You can, for example, print your application's interface (i.e. your document), without having to implement your own print-layout logic, because that logic can just be the browser doing CSS @media(print) to the DOM. (Which can, with a few @media(print)-scoped rules, hide all the toolbars to just leave the document.)

Or, users can use User-Agent stylesheets (think "forcing high-contrast" or "disabling serif fonts") and browser extensions to customize your application [or, more importantly, anyone's old closed-source abandonware application that's never gonna make an accessibility update ever again], because your application's interface is guaranteed to exist in the intermediary state of a DOM tree, where those things can get to it to munge it†.

† (This is also true in various ways for each OS UI framework—and you can create native "extensions" like screen-readers that use the OS accessibility APIs of each OS—but you have to redo this work. WebExtensions are cross-platform.)

Also, with web-apps, users get final control over how the application is sized and shaped on the desktop, and so apps are forced to be at least semi-responsive—which is easy, because the default layout algorithm for any container, if you don't override it, is a reflowable-text algorithm. Web-apps are the only apps where I'm (nearly) guaranteed to have the ability to adjust the em-widths of blocks of text so that they're actually comfortable to read.

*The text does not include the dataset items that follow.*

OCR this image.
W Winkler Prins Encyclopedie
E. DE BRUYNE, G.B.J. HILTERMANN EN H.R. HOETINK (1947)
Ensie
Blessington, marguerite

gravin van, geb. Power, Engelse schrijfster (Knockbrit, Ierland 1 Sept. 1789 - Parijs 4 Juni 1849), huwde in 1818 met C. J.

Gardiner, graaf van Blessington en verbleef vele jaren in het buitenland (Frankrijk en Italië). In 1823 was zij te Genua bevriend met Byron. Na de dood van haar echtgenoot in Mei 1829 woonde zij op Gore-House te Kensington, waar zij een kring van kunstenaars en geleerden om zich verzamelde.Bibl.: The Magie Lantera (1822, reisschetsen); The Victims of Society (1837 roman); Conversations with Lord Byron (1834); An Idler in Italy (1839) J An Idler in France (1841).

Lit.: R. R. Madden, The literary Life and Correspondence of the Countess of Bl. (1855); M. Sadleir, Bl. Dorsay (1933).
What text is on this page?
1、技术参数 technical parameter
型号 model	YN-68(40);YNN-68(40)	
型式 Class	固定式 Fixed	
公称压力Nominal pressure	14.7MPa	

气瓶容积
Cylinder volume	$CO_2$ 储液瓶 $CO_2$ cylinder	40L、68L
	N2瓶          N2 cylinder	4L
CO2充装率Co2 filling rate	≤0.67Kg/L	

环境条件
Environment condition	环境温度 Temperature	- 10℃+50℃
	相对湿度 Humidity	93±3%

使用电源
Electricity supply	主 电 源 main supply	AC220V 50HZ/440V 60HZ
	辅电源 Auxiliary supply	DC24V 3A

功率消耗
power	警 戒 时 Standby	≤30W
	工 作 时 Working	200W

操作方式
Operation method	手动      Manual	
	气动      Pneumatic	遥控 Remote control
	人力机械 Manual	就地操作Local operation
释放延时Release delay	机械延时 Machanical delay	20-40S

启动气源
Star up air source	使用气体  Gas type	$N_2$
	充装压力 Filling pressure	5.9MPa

And, as an added benefit, as long as you ensure that you really are serving a static HTML document at each URL that is progressively-enhanced into being your app—then your web-app can double as a programmatically-accessible infobase. Google can't index a native app. You can't scrape a native app. You can't embed microformats into a native app. Etc.


Actually, I wouldn't mind it that much if it was as you described.

I believe that a web-based UI would still be slower than a native application, if only because of the huge number of abstractions in-between, but I'd say it's something that can be overcome by (a) newer hardware, (b) better development i.e. careful profiling and optimization, (c) advancements made by the browser engine developers, and (most likely) a combination of all three.

There's also the issue with the Web as a platform, but honestly, it's not as bad as purists on HN make it. No technology is perfect. I used to be a very loud opponent of using Web technologies for applications, but I realize that ship's pretty much sailed, and we could have had a much worse outcome than this.

My main gripe with Electron has always been the inability to share resources between instances. If firing up Slack or VSCode would have the same net impact on my memory use as opening a new Chrome tab, I'd gladly run them and quit complaining.


I would still hate it. When it comes to UX I care a lot about the little stuff, and with all web-wrapper apps I've ever used it's death by a thousand cuts. Lots of little things that work in native apps don't work in Electron apps.

Let's take Slack as an example. All the keyboard shortcuts use weird modifier keys like option instead of command, and I can't discover any of them by looking through the menu bar like I can in a native app.

Or for another example, the Services feature of macOS doesn't work correctly with Electron apps. In any native app I can select some text and then trigger a Service on that text (for example, I've defined a service to be able to select a bug id and hit a keyboard shortcut to view that bug in our bug tracker). No such luck in Slack.


I'd like electron if it was just a natively, AOT compiled rendering library.